What about their responsibility? What about the damage done by the modern welfare state, helping to create poverty by financially rewarding irresponsible behavior? What about the damage to the black psyche by so-called civil rights leaders who demand not just equal rights, but equal results, helping to create a victicrat-entitlement mentality?

Maybe someday one of the news anchors will ask one of the so-called civil rights leaders the following question:

Doesn't the demand for race-based preferences, set-asides, private sector anti-discrimination laws, social welfare programs, and social "safety net" programs all conspire to say one thing -- "You are not responsible"?"

Another fresh voice is Deroy Murdock, a New York-based columnist with the Scripps Howard News Service and a senior fellow with the Atlas Economic Research Foundation in Arlington, Va. This is what he wrote:

"The wild-eyed theory that Bush hates blacks so deeply that he would engineer their wholesale starvation, dehydration, and asphyxiation pries the scabs off these still-healing wounds and grinds fresh pepper into them.

Either such explosive nonsense is a warm pile of lies, or Homeland Security Secretary Michael Chertoff, FEMA's departed Michael Brown, Democratic Governor Blanco, and Democratic Mayor Nagin (who is black) share Bush's anti-black animus and helped him harm and kill black Americans on live, international television.

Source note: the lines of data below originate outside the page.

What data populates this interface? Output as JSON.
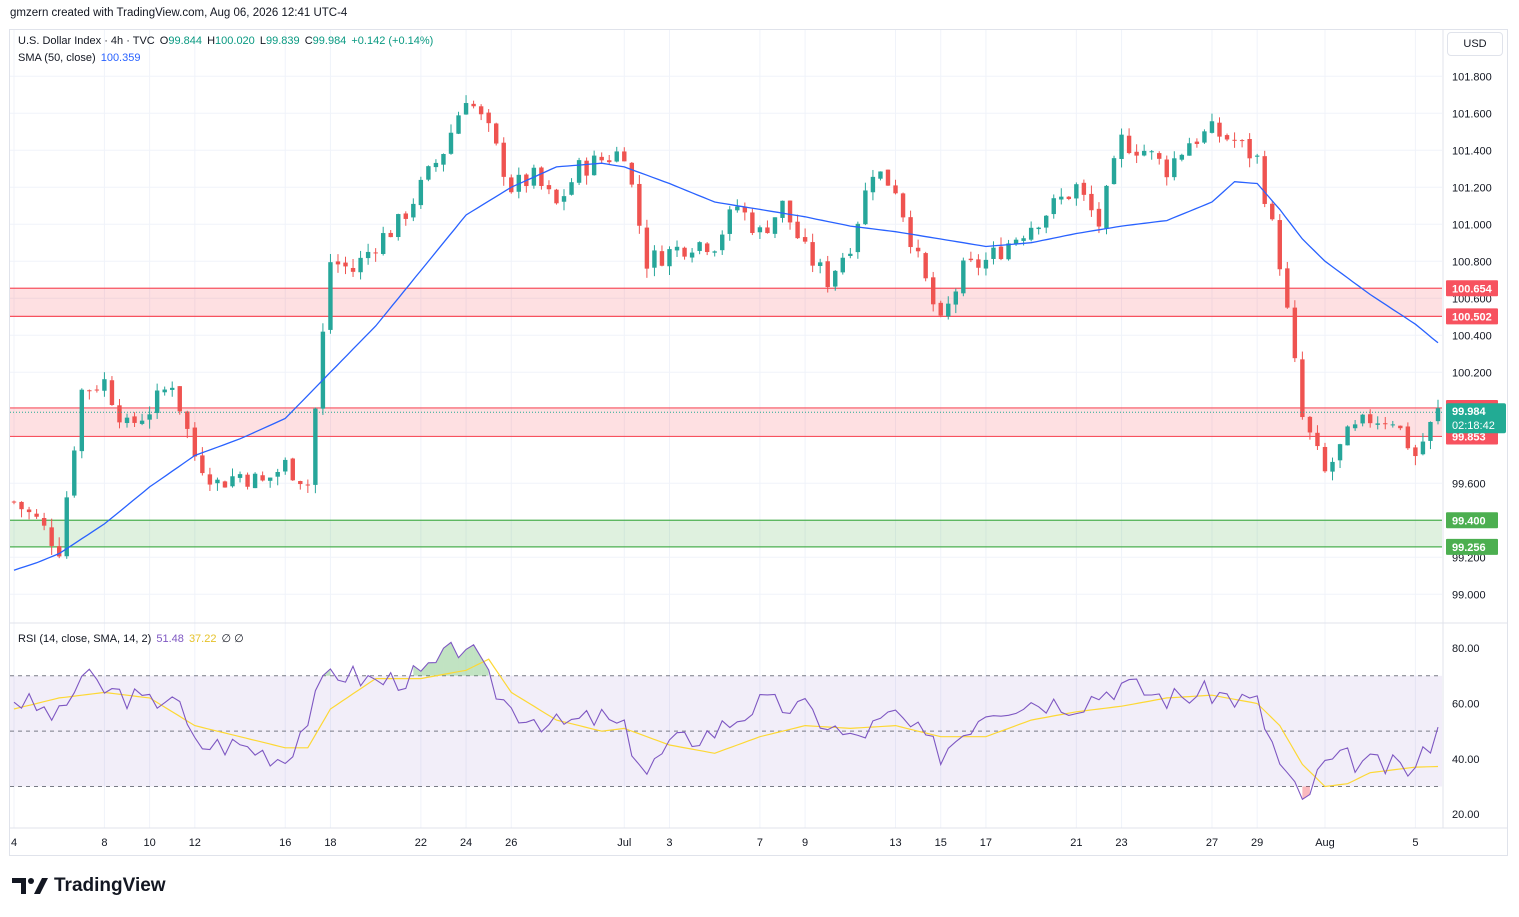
{
  "header": {
    "caption": "gmzern created with TradingView.com, Aug 06, 2026 12:41 UTC-4"
  },
  "legend": {
    "symbol": "U.S. Dollar Index · 4h · TVC",
    "o_label": "O",
    "o_value": "99.844",
    "h_label": "H",
    "h_value": "100.020",
    "l_label": "L",
    "l_value": "99.839",
    "c_label": "C",
    "c_value": "99.984",
    "change": "+0.142 (+0.14%)",
    "sma_label": "SMA (50, close)",
    "sma_value": "100.359",
    "rsi_label": "RSI (14, close, SMA, 14, 2)",
    "rsi_value": "51.48",
    "rsi_ma_value": "37.22",
    "rsi_extra": "∅ ∅"
  },
  "currency_button": "USD",
  "footer": {
    "brand": "TradingView"
  },
  "colors": {
    "up": "#26a69a",
    "down": "#ef5350",
    "sma": "#2962ff",
    "rsi": "#7e57c2",
    "rsi_ma": "#fdd835",
    "resistance_zone": "#f7525f",
    "support_zone": "#4caf50",
    "price_tag": "#22ab94"
  },
  "chart_data": {
    "type": "candlestick",
    "timeframe": "4h",
    "x_tick_labels": [
      "4",
      "8",
      "10",
      "12",
      "16",
      "18",
      "22",
      "24",
      "26",
      "Jul",
      "3",
      "7",
      "9",
      "13",
      "15",
      "17",
      "21",
      "23",
      "27",
      "29",
      "Aug",
      "5"
    ],
    "y_tick_labels": [
      "101.800",
      "101.600",
      "101.400",
      "101.200",
      "101.000",
      "100.800",
      "100.600",
      "100.400",
      "100.200",
      "99.600",
      "99.200",
      "99.000"
    ],
    "ylim": [
      98.85,
      102.05
    ],
    "path_anchors": [
      [
        "4",
        99.5
      ],
      [
        "5",
        99.4
      ],
      [
        "6",
        99.25
      ],
      [
        "7",
        100.1
      ],
      [
        "8",
        100.15
      ],
      [
        "9",
        99.9
      ],
      [
        "10",
        100.0
      ],
      [
        "11",
        100.15
      ],
      [
        "12",
        99.75
      ],
      [
        "13",
        99.6
      ],
      [
        "14",
        99.65
      ],
      [
        "15",
        99.6
      ],
      [
        "16",
        99.7
      ],
      [
        "17",
        99.6
      ],
      [
        "18",
        100.8
      ],
      [
        "19",
        100.75
      ],
      [
        "20",
        100.9
      ],
      [
        "21",
        101.0
      ],
      [
        "22",
        101.2
      ],
      [
        "23",
        101.4
      ],
      [
        "24",
        101.7
      ],
      [
        "25",
        101.5
      ],
      [
        "26",
        101.2
      ],
      [
        "27",
        101.25
      ],
      [
        "28",
        101.1
      ],
      [
        "29",
        101.3
      ],
      [
        "30",
        101.35
      ],
      [
        "Jul",
        101.4
      ],
      [
        "2",
        100.8
      ],
      [
        "3",
        100.85
      ],
      [
        "4",
        100.9
      ],
      [
        "5",
        100.9
      ],
      [
        "6",
        101.1
      ],
      [
        "7",
        100.95
      ],
      [
        "8",
        101.1
      ],
      [
        "9",
        100.85
      ],
      [
        "10",
        100.7
      ],
      [
        "11",
        100.9
      ],
      [
        "12",
        101.3
      ],
      [
        "13",
        101.2
      ],
      [
        "14",
        100.8
      ],
      [
        "15",
        100.45
      ],
      [
        "16",
        100.75
      ],
      [
        "17",
        100.8
      ],
      [
        "18",
        100.9
      ],
      [
        "19",
        101.0
      ],
      [
        "20",
        101.1
      ],
      [
        "21",
        101.2
      ],
      [
        "22",
        101.0
      ],
      [
        "23",
        101.45
      ],
      [
        "24",
        101.4
      ],
      [
        "25",
        101.3
      ],
      [
        "26",
        101.45
      ],
      [
        "27",
        101.5
      ],
      [
        "28",
        101.45
      ],
      [
        "29",
        101.35
      ],
      [
        "30",
        100.8
      ],
      [
        "31",
        99.95
      ],
      [
        "Aug",
        99.65
      ],
      [
        "2",
        99.85
      ],
      [
        "3",
        99.95
      ],
      [
        "4",
        99.95
      ],
      [
        "5",
        99.75
      ],
      [
        "6",
        99.984
      ]
    ],
    "sma50_anchors": [
      [
        "4",
        99.13
      ],
      [
        "5",
        99.17
      ],
      [
        "6",
        99.22
      ],
      [
        "8",
        99.38
      ],
      [
        "10",
        99.58
      ],
      [
        "12",
        99.75
      ],
      [
        "14",
        99.84
      ],
      [
        "16",
        99.95
      ],
      [
        "18",
        100.2
      ],
      [
        "20",
        100.45
      ],
      [
        "22",
        100.75
      ],
      [
        "24",
        101.05
      ],
      [
        "26",
        101.2
      ],
      [
        "28",
        101.31
      ],
      [
        "30",
        101.33
      ],
      [
        "Jul",
        101.31
      ],
      [
        "3",
        101.22
      ],
      [
        "5",
        101.12
      ],
      [
        "7",
        101.08
      ],
      [
        "9",
        101.04
      ],
      [
        "11",
        100.99
      ],
      [
        "13",
        100.96
      ],
      [
        "15",
        100.92
      ],
      [
        "17",
        100.88
      ],
      [
        "19",
        100.9
      ],
      [
        "21",
        100.95
      ],
      [
        "23",
        100.99
      ],
      [
        "25",
        101.02
      ],
      [
        "27",
        101.12
      ],
      [
        "28",
        101.23
      ],
      [
        "29",
        101.22
      ],
      [
        "30",
        101.08
      ],
      [
        "31",
        100.92
      ],
      [
        "Aug",
        100.8
      ],
      [
        "3",
        100.62
      ],
      [
        "5",
        100.46
      ],
      [
        "6",
        100.359
      ]
    ],
    "zones": [
      {
        "label_top": "100.654",
        "label_bottom": "100.502",
        "kind": "resistance"
      },
      {
        "label_top": "100.007",
        "label_bottom": "99.853",
        "kind": "resistance"
      },
      {
        "label_top": "99.400",
        "label_bottom": "99.256",
        "kind": "support"
      }
    ],
    "last_price": {
      "price": "99.984",
      "countdown": "02:18:42"
    },
    "rsi": {
      "y_tick_labels": [
        "80.00",
        "60.00",
        "40.00",
        "20.00"
      ],
      "ylim": [
        15,
        88
      ],
      "bands": [
        30,
        50,
        70
      ],
      "anchors": [
        [
          "4",
          62
        ],
        [
          "6",
          55
        ],
        [
          "7",
          70
        ],
        [
          "8",
          65
        ],
        [
          "10",
          60
        ],
        [
          "11",
          64
        ],
        [
          "12",
          45
        ],
        [
          "14",
          45
        ],
        [
          "16",
          40
        ],
        [
          "17",
          55
        ],
        [
          "18",
          72
        ],
        [
          "20",
          68
        ],
        [
          "22",
          70
        ],
        [
          "24",
          82
        ],
        [
          "25",
          68
        ],
        [
          "26",
          58
        ],
        [
          "28",
          52
        ],
        [
          "30",
          55
        ],
        [
          "Jul",
          50
        ],
        [
          "2",
          35
        ],
        [
          "3",
          45
        ],
        [
          "5",
          50
        ],
        [
          "7",
          60
        ],
        [
          "9",
          58
        ],
        [
          "11",
          47
        ],
        [
          "13",
          56
        ],
        [
          "15",
          42
        ],
        [
          "17",
          58
        ],
        [
          "19",
          61
        ],
        [
          "21",
          60
        ],
        [
          "23",
          67
        ],
        [
          "25",
          62
        ],
        [
          "27",
          64
        ],
        [
          "29",
          60
        ],
        [
          "30",
          38
        ],
        [
          "31",
          24
        ],
        [
          "Aug",
          38
        ],
        [
          "2",
          40
        ],
        [
          "3",
          38
        ],
        [
          "5",
          36
        ],
        [
          "6",
          51.48
        ]
      ],
      "ma_anchors": [
        [
          "4",
          58
        ],
        [
          "6",
          62
        ],
        [
          "8",
          64
        ],
        [
          "10",
          62
        ],
        [
          "12",
          52
        ],
        [
          "14",
          48
        ],
        [
          "16",
          44
        ],
        [
          "17",
          44
        ],
        [
          "18",
          58
        ],
        [
          "20",
          69
        ],
        [
          "22",
          69
        ],
        [
          "24",
          72
        ],
        [
          "25",
          76
        ],
        [
          "26",
          64
        ],
        [
          "28",
          54
        ],
        [
          "30",
          50
        ],
        [
          "Jul",
          51
        ],
        [
          "3",
          45
        ],
        [
          "5",
          42
        ],
        [
          "7",
          48
        ],
        [
          "9",
          52
        ],
        [
          "11",
          51
        ],
        [
          "13",
          52
        ],
        [
          "15",
          48
        ],
        [
          "17",
          48
        ],
        [
          "19",
          54
        ],
        [
          "21",
          57
        ],
        [
          "23",
          59
        ],
        [
          "25",
          62
        ],
        [
          "27",
          63
        ],
        [
          "29",
          60
        ],
        [
          "30",
          52
        ],
        [
          "31",
          38
        ],
        [
          "Aug",
          30
        ],
        [
          "2",
          31
        ],
        [
          "3",
          35
        ],
        [
          "5",
          37
        ],
        [
          "6",
          37.22
        ]
      ]
    }
  }
}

This is best-described scatalogically. But to keep it polite, the race hustlers who are exploiting this tragedy are beyond contempt. They are polluting the public square with nitroglycerine. Their twisted view of a bigoted America is belied by the 18,000 mainly black New Orleanians rescued by the Coast Guard, the $762 million in Katrina-related donations Americans of all colors have offered so far to our disadvantaged countrymen, along with free housing, schooling, and more.

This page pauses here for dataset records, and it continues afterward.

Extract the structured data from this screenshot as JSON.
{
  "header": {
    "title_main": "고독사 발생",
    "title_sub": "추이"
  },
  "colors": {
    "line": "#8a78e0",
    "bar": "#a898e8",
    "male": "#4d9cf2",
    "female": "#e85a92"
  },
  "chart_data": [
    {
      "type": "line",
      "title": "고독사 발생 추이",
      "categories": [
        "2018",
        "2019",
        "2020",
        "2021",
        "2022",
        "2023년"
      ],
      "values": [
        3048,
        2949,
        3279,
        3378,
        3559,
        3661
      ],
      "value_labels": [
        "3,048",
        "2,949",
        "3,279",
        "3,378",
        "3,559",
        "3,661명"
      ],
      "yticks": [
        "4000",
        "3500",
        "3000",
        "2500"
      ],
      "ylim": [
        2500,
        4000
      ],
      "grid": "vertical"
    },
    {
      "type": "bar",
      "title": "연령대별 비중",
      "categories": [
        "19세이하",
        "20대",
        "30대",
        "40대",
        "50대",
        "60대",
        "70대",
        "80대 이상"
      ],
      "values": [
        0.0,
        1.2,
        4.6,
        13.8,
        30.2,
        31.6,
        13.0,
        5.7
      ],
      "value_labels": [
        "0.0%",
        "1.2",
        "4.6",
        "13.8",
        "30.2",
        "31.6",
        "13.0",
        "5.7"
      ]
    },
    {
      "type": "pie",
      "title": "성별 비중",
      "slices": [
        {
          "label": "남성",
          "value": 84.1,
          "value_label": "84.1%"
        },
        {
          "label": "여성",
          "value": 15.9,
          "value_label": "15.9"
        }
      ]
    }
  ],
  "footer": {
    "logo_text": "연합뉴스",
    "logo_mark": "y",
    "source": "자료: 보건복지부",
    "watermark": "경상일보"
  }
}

Thousands of volunteers, many with white faces, raced to comfort the tempest-tossed, many with blacks faces."

Another voice is Rev. Jesse Lee Peterson, founder and president of the Brotherhood Organization of a New Destiny. He said this about local politicians:

"The mayor failed in his duty to evacuate and protect the people of New Orleans. ... The truth is, black people died not because of President Bush or racism, they died because of their unhealthy dependence on the government and the incompetence of Mayor Ray Nagin and Governor Kathleen Blanco." (http://www.washtimes.com/functions/print.php?StoryID=20050909-113107-3180r)

How about more black voices? ABC News sent a reporter to the Astrodome to interview many of the black citizens of New Orleans who have settled there. According to the Media Research Center (http://www.mrc.org/cybersub.asp#webnews):


ABC News producers probably didn't hear what they expected when they sent Dean Reynolds to the Houston Astrodome's parking lot to get reaction to President Bush's speech from black evacuees from New Orleans.

Instead of denouncing Bush and blaming him for their plight, they praised Bush and blamed local officials.

Reynolds asked Connie London: "Did you harbor any anger toward the President because of the slow federal response?"

She rejected the premise: "No, none whatsoever, because I feel like our city and our state government should have been there before the federal government was called in."

She pointed out: "They had RTA buses, Greyhound buses, school buses, that was just sitting there going under water when they could have been evacuating people."

Not one of the six people interviewed on camera had a bad word for Bush -- despite Reynolds' best efforts.

Reynolds goaded: "Was there anything that you found hard to believe that he said, that you thought, well, that's nice rhetoric, but, you know, the proof is in the pudding?"

Brenda Marshall answered, "No, I didn't," prompting Reynolds to marvel to anchor Ted Koppel: "Very little skepticism here."

We have a great chance to rebuild a city and to give its citizens a fresh start. Let's do it by listening to Star Parker, Larry Elder and Walter Williams rather than the fraudulent voices of Jesse Jackson, Ted Kennedy, Howard Dean and Al Sharpton.